Giuramento liturgico per i futuri preti siro-malabaresi
Aut-aut nella querelle dei riti (e non solo) che infiamma l'arcieparchia ribelle di Ernakulam: celebrare la "liturgia uniforme" o niente ordinazione.
Dall'amministratore apostolico mons. Andrews Thazhath giunge un aut aut ai futuri presbiteri dell'arcieparchia ribelle di Ernakulam: se vorranno essere ordinati dovranno giurare sui Vangeli di celebrare secondo la "liturgia uniforme" stabilita dal Sinodo Siro-Malabarese con l'appoggio della Santa Sede, ma oggetto di rifiuto proprio nel cuore di quella Chiesa sui iuris, fino a richiedere l'intervento di un delegato papale e persino, più volte, delle forze dell'ordine.
Oggetto della disputa che infiamma l'arcieparchia è un parziale ritorno a celebrare rivolti ad Deum, a Oriente (simbolo di Cristo), come è tipico dei riti orientali (e anche di quelli occidentali, almeno fino agli anni '70 quando si impose capillarmente la celebrazione verso il popolo), per chi si fosse perso la "storia infinita" di cui abbiamo parlato anche qui su La Bussola.
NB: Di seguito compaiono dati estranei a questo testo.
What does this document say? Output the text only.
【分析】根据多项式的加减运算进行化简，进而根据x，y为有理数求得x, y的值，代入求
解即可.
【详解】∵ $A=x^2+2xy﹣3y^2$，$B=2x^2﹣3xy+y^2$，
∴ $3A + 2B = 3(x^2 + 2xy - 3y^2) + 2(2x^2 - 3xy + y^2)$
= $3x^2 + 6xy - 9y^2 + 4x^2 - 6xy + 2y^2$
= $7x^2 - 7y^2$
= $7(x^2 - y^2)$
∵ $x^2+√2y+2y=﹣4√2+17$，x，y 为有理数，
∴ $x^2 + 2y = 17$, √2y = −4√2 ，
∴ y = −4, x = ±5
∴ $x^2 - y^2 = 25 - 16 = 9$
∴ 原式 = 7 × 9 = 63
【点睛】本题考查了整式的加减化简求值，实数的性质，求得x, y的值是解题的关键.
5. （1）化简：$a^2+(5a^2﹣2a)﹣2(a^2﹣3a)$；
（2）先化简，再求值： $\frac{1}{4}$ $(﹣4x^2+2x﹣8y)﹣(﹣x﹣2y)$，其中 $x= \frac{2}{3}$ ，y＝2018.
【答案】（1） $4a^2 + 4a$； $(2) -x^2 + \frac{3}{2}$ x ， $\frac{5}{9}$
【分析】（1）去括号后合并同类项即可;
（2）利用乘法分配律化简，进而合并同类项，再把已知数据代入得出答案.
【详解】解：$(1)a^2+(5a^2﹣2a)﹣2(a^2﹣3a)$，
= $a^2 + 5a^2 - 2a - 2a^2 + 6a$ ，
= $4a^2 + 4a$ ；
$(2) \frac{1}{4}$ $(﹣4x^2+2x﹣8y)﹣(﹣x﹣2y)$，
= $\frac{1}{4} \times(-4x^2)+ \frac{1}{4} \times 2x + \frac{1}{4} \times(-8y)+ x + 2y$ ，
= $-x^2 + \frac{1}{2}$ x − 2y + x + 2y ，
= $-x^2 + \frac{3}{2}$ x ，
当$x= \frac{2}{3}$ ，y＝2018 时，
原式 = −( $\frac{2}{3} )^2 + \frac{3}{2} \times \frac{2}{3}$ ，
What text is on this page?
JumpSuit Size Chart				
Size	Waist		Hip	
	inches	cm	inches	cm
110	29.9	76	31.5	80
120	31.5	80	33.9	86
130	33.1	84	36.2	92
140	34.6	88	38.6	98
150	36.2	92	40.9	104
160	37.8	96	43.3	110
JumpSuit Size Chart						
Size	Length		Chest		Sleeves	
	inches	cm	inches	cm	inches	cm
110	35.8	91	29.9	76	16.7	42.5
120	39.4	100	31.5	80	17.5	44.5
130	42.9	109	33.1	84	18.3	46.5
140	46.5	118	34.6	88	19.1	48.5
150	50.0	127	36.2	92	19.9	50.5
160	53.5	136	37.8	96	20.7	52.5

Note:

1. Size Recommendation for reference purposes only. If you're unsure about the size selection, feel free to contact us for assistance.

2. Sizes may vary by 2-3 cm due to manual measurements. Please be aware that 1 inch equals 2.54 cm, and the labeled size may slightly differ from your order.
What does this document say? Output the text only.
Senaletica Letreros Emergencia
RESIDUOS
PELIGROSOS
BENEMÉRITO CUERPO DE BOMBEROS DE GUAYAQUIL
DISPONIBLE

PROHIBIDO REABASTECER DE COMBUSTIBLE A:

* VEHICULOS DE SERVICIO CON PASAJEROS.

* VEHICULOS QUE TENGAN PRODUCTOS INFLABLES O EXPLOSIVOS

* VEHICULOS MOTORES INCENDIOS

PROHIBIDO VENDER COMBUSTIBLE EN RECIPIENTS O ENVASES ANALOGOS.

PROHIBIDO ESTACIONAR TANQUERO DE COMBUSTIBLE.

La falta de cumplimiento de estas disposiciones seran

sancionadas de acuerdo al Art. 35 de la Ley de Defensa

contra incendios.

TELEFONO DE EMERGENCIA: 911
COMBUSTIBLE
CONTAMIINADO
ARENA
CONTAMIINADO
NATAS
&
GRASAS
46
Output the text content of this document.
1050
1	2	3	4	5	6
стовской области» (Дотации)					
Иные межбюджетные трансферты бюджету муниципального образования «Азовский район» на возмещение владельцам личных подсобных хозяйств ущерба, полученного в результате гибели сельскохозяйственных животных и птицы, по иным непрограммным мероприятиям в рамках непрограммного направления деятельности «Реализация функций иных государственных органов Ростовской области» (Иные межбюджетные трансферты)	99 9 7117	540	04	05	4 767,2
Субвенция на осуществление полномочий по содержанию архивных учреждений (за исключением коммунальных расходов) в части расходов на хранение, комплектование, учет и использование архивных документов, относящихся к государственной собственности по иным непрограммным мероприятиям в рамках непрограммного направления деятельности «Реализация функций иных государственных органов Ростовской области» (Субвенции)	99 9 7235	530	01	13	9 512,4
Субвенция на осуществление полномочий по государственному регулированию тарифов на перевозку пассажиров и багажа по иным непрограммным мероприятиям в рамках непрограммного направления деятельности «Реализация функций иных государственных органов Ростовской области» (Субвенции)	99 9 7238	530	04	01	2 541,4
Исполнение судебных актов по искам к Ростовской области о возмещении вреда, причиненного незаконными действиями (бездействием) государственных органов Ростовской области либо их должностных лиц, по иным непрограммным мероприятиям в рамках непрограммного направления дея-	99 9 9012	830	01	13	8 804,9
Il rifiuto della quasi totalità del clero di Ernakulam si intrecciava anche a malcontento verso l'arcivescovo maggiore, card. George Alencherry.
La lettera di mons. Thazhath, del 23 novembre, punta a risolvere il problema a partire dalle nuove leve del clero: «Ai diaconi, sia eparchiali [diocesani] sia religiosi sarà permessa l'ordinazione presbiterale soltanto se adotteranno la risoluzione di obbedire all'autorità ecclesiastica e celebrare lecitamente la Santa Qurbana [la Divina Liturgia] siro-malabarese secondo la modalità "uniforme" sancita dal Sinodo» (ricordiamo al lettore, a scanso di equivoci, che non si tratta qui del Sinodo sulla sinodalità, bensì dell'insieme della gerarchia di rito siro-malabarese). Segue il testo del giuramento, in cui il futuro presbitero si dichiara anche «consapevole delle sanzioni disciplinari, compresa la sospensione o la dimissione dal ministero sacerdotale in caso di disobbedienza».